# Anyone have any luck with Asian water fern?



## Kathyy (Feb 22, 2010)

It was struggling in my tank. The old fronds frantically sent out baby plants but it never looked comfortable so I pulled it out. To my surprise there was a 1" long frond that was not the 3 lobed sort there as well so I reglued it closer to the filter return where there is more turbulence. Last week it was still there so there is hope yet.

And researching this came up with this thread from the Barre report. The photo in the first post looks like my changling. http://www.barrreport.com/showthread.php/6442-Bolbitis-heteroclita

Guess I shouldn't expect big things from this species.


----------



## DefStatic (Feb 19, 2013)

All I can say is good luck! At least you planted it right LOL.

Its a slow grower.


----------



## 10gallonplanted (Oct 31, 2010)

Why not just stick with Java lol


----------



## Sharpchick (Feb 17, 2013)

10gallonplanted said:


> Why not just stick with Java lol


Because I was given the plant as a gift, and I can't stand to throw good plants away.


----------



## DefStatic (Feb 19, 2013)

Sharpchick said:


> Because I was given the plant as a gift, and I can't stand to throw good plants away.
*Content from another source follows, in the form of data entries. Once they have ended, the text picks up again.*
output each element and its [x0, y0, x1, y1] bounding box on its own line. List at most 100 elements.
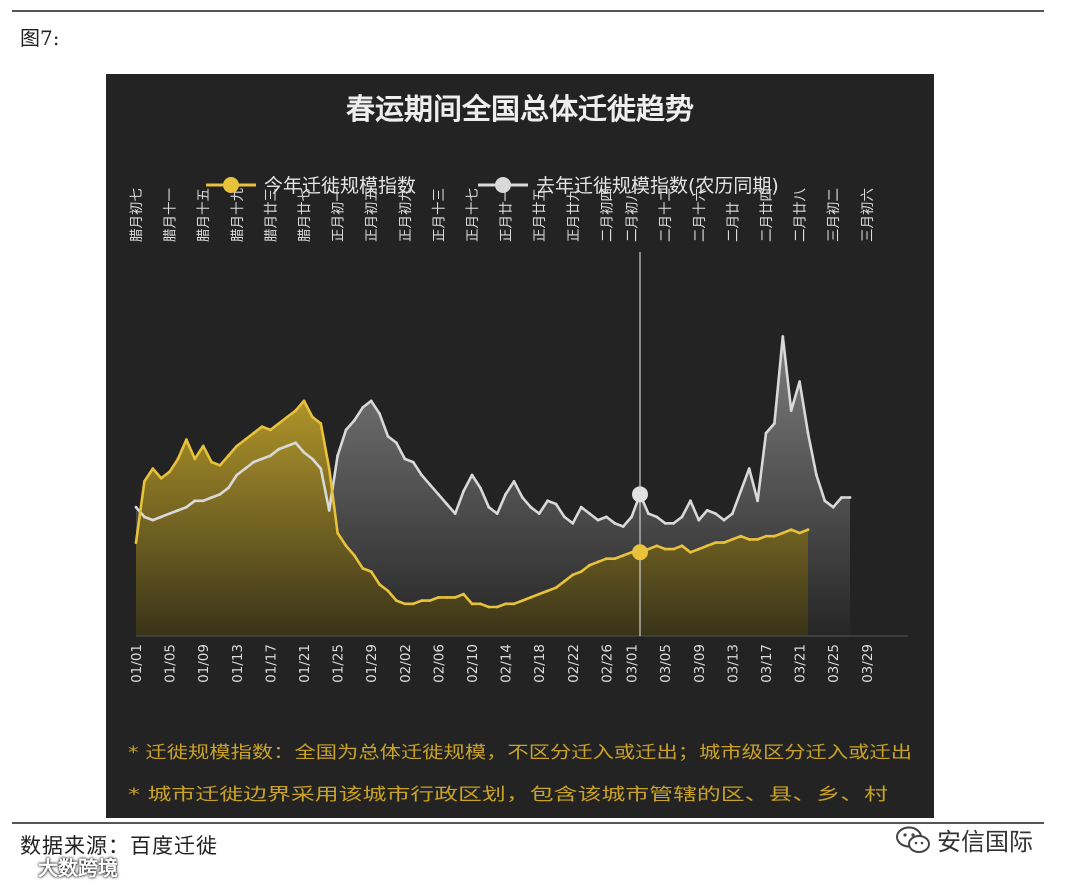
lunar-tick-label: 腊月廿三	[263, 188, 279, 242]
point-last-year	[252, 460, 256, 464]
point-this-year	[705, 544, 709, 548]
wechat-icon	[896, 826, 930, 853]
x-tick-label: 03/29	[860, 644, 876, 683]
point-this-year	[134, 541, 138, 544]
point-last-year	[227, 486, 230, 490]
point-this-year	[378, 583, 381, 586]
x-tick-label: 03/17	[759, 644, 775, 683]
x-tick-label: 02/22	[566, 644, 582, 683]
point-this-year	[386, 589, 390, 593]
point-last-year	[705, 509, 709, 512]
point-this-year	[243, 438, 247, 441]
point-last-year	[487, 505, 491, 509]
point-last-year	[411, 460, 415, 464]
point-last-year	[529, 505, 533, 509]
point-this-year	[168, 470, 171, 474]
legend-marker-last-year	[495, 177, 511, 193]
x-tick-labels: 01/01 01/05 01/09 01/13 01/17 01/21 01/25 01/29…	[129, 644, 876, 683]
point-last-year	[369, 399, 373, 403]
point-last-year	[403, 457, 407, 461]
point-this-year	[269, 428, 272, 432]
marker-point-last-year	[632, 486, 648, 503]
point-last-year	[201, 499, 205, 503]
lunar-tick-label: 正月廿九	[566, 188, 582, 242]
point-last-year	[218, 492, 222, 496]
point-this-year	[277, 422, 281, 425]
point-this-year	[697, 547, 701, 551]
lunar-tick-label: 腊月廿七	[297, 188, 313, 242]
point-last-year	[563, 515, 566, 519]
point-this-year	[747, 538, 751, 541]
point-last-year	[243, 467, 247, 470]
point-last-year	[428, 483, 432, 487]
chart-title: 春运期间全国总体迁徙趋势	[346, 92, 694, 126]
point-last-year	[756, 499, 759, 503]
point-last-year	[764, 431, 768, 435]
point-this-year	[672, 547, 675, 551]
point-last-year	[462, 489, 465, 493]
lunar-tick-label: 正月初五	[363, 188, 380, 242]
point-last-year	[647, 512, 650, 515]
point-last-year	[630, 515, 633, 519]
point-this-year	[764, 534, 768, 538]
lunar-tick-label: 正月廿五	[532, 188, 548, 242]
point-this-year	[470, 602, 474, 606]
x-tick-label: 03/21	[793, 644, 809, 683]
point-this-year	[453, 596, 457, 599]
lunar-tick-label: 二月廿八	[793, 188, 809, 242]
point-last-year	[739, 489, 743, 493]
x-tick-label: 01/25	[331, 644, 347, 683]
point-this-year	[689, 550, 692, 554]
point-last-year	[277, 447, 281, 451]
point-this-year	[479, 602, 482, 606]
point-last-year	[143, 515, 146, 519]
point-this-year	[227, 454, 230, 458]
point-last-year	[773, 422, 776, 425]
point-last-year	[731, 512, 734, 515]
point-last-year	[344, 428, 348, 432]
lunar-tick-label: 二月廿	[725, 202, 741, 243]
point-last-year	[134, 505, 138, 509]
brand: 安信国际	[895, 822, 1033, 857]
lunar-tick-label: 三月初六	[859, 188, 876, 242]
point-last-year	[663, 521, 667, 525]
point-this-year	[311, 415, 314, 419]
line-last-year	[135, 335, 850, 528]
point-this-year	[554, 586, 558, 590]
point-last-year	[831, 505, 835, 509]
top-rule	[12, 10, 1044, 12]
note-2: * 城市迁徙边界采用该城市行政区划，包含该城市管辖的区、县、乡、村	[128, 785, 888, 805]
watermark: 大数跨境	[8, 852, 118, 881]
watermark-icon	[8, 859, 34, 874]
point-this-year	[445, 596, 449, 599]
point-last-year	[327, 509, 331, 512]
x-tick-label: 03/01	[625, 644, 641, 683]
point-last-year	[420, 473, 423, 477]
point-last-year	[269, 454, 272, 458]
point-last-year	[722, 518, 726, 522]
x-tick-label: 02/10	[465, 644, 481, 683]
point-last-year	[353, 418, 356, 422]
point-last-year	[185, 505, 188, 509]
lunar-tick-label: 二月初四	[598, 188, 615, 242]
point-last-year	[848, 496, 852, 499]
point-this-year	[588, 563, 591, 567]
point-last-year	[714, 512, 717, 515]
point-last-year	[361, 406, 365, 409]
point-this-year	[722, 541, 726, 544]
point-this-year	[437, 596, 440, 599]
x-tick-label: 03/09	[692, 644, 708, 683]
x-tick-label: 01/13	[230, 644, 246, 683]
point-this-year	[395, 599, 398, 602]
point-this-year	[647, 547, 650, 551]
point-last-year	[168, 512, 171, 515]
point-this-year	[285, 415, 289, 419]
point-last-year	[798, 380, 801, 383]
point-this-year	[411, 602, 415, 606]
point-last-year	[537, 512, 541, 515]
x-tick-label: 02/02	[398, 644, 414, 683]
legend-marker-this-year	[223, 177, 239, 193]
point-last-year	[588, 512, 591, 515]
brand-name: 安信国际	[937, 828, 1033, 856]
point-this-year	[403, 602, 407, 606]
I think it is a fine plant, but I have read mixed results on it. Some say it is aquatic, some say it is not. I think it is a great looking plant. my LFS just got some more in that look even better than the ones I got, wish I could swith out. I think they look nice.
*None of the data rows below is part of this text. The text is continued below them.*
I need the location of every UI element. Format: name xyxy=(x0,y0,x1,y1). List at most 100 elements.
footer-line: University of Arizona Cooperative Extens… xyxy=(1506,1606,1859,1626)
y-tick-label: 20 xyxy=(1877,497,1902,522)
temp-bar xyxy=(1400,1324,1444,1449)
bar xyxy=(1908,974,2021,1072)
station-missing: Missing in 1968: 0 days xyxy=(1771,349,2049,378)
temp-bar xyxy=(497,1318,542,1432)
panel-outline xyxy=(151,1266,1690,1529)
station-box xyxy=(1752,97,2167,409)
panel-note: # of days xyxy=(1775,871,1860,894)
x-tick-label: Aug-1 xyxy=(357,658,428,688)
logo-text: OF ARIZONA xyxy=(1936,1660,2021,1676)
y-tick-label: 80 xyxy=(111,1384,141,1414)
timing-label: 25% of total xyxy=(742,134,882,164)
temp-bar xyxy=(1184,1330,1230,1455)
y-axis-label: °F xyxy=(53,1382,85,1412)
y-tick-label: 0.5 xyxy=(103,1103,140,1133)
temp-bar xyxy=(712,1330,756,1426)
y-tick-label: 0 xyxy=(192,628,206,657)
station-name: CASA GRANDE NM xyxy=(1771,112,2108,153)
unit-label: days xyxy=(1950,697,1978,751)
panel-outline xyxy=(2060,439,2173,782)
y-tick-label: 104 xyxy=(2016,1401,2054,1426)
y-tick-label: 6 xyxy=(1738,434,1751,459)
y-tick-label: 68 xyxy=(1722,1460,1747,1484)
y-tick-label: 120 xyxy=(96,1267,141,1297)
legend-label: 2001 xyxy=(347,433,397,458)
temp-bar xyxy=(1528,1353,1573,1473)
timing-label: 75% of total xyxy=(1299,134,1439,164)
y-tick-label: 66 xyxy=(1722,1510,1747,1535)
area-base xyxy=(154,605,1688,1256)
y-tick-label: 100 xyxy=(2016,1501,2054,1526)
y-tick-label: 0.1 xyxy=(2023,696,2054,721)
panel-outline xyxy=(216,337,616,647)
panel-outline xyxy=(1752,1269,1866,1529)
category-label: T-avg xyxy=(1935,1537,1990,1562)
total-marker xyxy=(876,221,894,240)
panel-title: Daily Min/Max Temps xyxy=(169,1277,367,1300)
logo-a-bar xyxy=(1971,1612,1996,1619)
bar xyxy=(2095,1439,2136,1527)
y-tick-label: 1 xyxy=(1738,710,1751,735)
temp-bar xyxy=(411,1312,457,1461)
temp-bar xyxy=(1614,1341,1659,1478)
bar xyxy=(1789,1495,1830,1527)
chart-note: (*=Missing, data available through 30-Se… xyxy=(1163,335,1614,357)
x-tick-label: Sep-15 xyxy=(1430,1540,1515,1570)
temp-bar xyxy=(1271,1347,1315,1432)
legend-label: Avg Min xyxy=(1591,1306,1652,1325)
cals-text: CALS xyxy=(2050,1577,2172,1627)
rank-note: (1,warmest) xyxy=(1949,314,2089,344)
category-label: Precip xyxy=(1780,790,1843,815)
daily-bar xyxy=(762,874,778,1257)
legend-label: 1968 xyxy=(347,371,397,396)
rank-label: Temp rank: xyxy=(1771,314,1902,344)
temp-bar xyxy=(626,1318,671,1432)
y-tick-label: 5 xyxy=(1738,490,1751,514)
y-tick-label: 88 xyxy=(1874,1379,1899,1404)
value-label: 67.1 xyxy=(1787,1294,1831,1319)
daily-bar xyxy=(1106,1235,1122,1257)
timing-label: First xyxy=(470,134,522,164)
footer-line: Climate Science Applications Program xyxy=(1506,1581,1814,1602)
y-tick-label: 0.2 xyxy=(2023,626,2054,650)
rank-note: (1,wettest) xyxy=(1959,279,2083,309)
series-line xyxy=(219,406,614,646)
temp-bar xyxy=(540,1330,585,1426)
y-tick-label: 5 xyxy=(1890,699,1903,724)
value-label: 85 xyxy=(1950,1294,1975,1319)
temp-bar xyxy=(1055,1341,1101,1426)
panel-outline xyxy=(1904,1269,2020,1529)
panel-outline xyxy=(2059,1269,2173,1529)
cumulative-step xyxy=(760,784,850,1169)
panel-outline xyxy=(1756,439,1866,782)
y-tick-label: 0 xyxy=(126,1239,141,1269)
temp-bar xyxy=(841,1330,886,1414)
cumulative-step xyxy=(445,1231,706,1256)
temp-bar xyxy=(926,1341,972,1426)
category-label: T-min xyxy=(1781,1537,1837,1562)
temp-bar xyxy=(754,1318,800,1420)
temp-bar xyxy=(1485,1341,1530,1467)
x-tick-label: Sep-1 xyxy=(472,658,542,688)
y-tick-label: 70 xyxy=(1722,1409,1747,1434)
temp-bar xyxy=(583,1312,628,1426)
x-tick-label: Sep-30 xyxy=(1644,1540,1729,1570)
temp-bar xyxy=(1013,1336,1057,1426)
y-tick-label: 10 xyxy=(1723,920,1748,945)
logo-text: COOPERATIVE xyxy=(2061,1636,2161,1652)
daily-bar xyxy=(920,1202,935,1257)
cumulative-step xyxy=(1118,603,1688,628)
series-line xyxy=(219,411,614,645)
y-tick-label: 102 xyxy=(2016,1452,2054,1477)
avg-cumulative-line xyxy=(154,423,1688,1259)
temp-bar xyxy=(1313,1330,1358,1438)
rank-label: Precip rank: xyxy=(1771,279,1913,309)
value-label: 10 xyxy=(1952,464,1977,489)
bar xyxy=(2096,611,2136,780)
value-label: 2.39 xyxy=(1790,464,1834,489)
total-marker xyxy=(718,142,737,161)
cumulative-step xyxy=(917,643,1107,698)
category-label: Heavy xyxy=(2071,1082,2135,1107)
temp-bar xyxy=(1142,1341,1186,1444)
Mine is neither growing or rotting right now. Although I swear I have one new growth on one of them, but as soon as I noticed it, it stopped LOL.


----------



## 10gallonplanted (Oct 31, 2010)

Oh a gift! I thought you purchased it.


----------



## Indian fern (Jul 16, 2012)

it is aquatic. It is Bolbitis heterolicta. Sorry if mispelled. It is found in indonesia both emersed and submerged.


----------



## Shawn123 (Jan 24, 2013)

Is yours not doing well? Looks good in the pic. Mine does well in a similar situation to yours...on driftwood near the filter overflow. I dose flourish 4x a week and api leaf zone once a week. Had since jan or feb and it has put out leaves and roots steadily.


----------



## Sharpchick (Feb 17, 2013)

Shawn123 said:


> Is yours not doing well? Looks good in the pic. Mine does well in a similar situation to yours...on driftwood near the filter overflow. I dose flourish 4x a week and api leaf zone once a week. Had since jan or feb and it has put out leaves and roots steadily.


Mine has put out lots of roots. Not so much for new leaves. 
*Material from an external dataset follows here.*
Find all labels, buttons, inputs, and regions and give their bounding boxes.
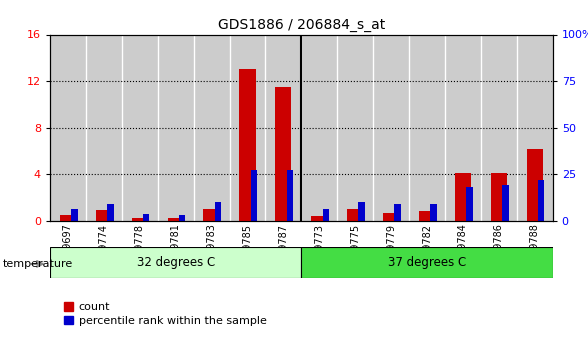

There's nothing wrong with it - it has good color, and hasn't lost any leaves. Just growing v-e-r-y slowly.


----------



## Kathyy (Feb 22, 2010)

Mine grew but it looked sort of desperate, just sprouted a few leaves then each new leaf grew new plants and the roots didn't cling to the wood and were sparse, long and stringy. Not a very attractive growth pattern. The pinnate leaved baby plant has vanished, I think the plant is now gone from the tank as I pulled all but that baby plant out.


----------